Russian filmmaker Sergey Solovyov passes away

Renowned Russian film director, screenwriter, film producer and lecturer Sergey Solovyov, best known for his iconic film Assa from the perestroika era starring rock musicians, died on Monday aged 77, a source from his inner circle said.

"Sergey Alexandrovich died today, at home," the source said. The cause of death was not revealed, TASS reported.

He was born on August 25, 1944, in the city of Kem, Karelo-Finnish Soviet Socialist Republic into the family of a military serviceman. During his school years, he was an actor in the Gorky Bolshoi Drama Theater in Leningrad (now St. Petersburg), and also played in performances of stage director Georgy Tovstonogov.

Solovyov graduated from the All-Russian State Institute of Cinematography, after which he went to work at the Mosfilm film studio headquartered in Moscow.
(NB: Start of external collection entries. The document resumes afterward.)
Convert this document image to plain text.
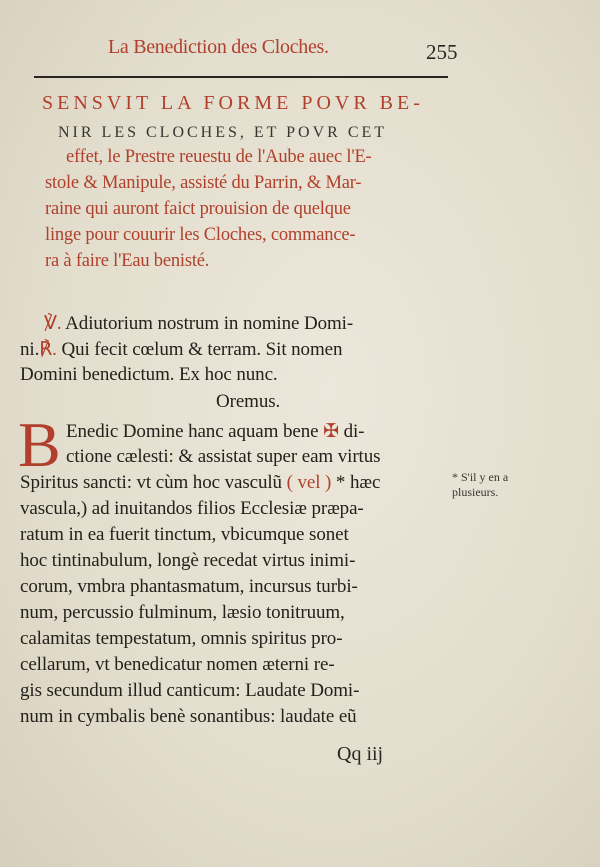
La Benediction des Cloches.	255
SENSVIT LA FORME POVR BE-
NIR LES CLOCHES, ET POVR CET
effet, le Prestre reuestu de l'Aube auec l'E-
stole & Manipule, assisté du Parrin, & Mar-
raine qui auront faict prouision de quelque
linge pour couurir les Cloches, commance-
ra à faire l'Eau benisté.
℣. Adiutorium nostrum in nomine Domi-
ni.℟. Qui fecit cœlum & terram. Sit nomen
Domini benedictum. Ex hoc nunc.
Oremus.
B Enedic Domine hanc aquam bene ✠ di-
ctione cælesti: & assistat super eam virtus
Spiritus sancti: vt cùm hoc vasculũ ( vel ) * hæc
vascula,) ad inuitandos filios Ecclesiæ præpa-
ratum in ea fuerit tinctum, vbicumque sonet
hoc tintinabulum, longè recedat virtus inimi-
corum, vmbra phantasmatum, incursus turbi-
num, percussio fulminum, læsio tonitruum,
calamitas tempestatum, omnis spiritus pro-
cellarum, vt benedicatur nomen æterni re-
gis secundum illud canticum: Laudate Domi-
num in cymbalis benè sonantibus: laudate eũ
* S'il y en a plusieurs.
Qq iij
Among the films he directed are One Hundred Days After Childhood (1975), Rescuer (1980), Assa (1987), Black Rose Is an Emblem of Sorrow, Red Rose Is an Emblem of Love (1989) among others.

From 1985, Solovyov was a lecturer at the State Institute of Cinematography. He was the winner of the USSR State Prize in 1977 for his film One Hundred Days After Childhood, the winner of the Lenin Komsomol Prize (1976) as well as Kinotavr Prize (1992). The Order for Merit to the Fatherland IV class was awarded to the renowned film director in 2005.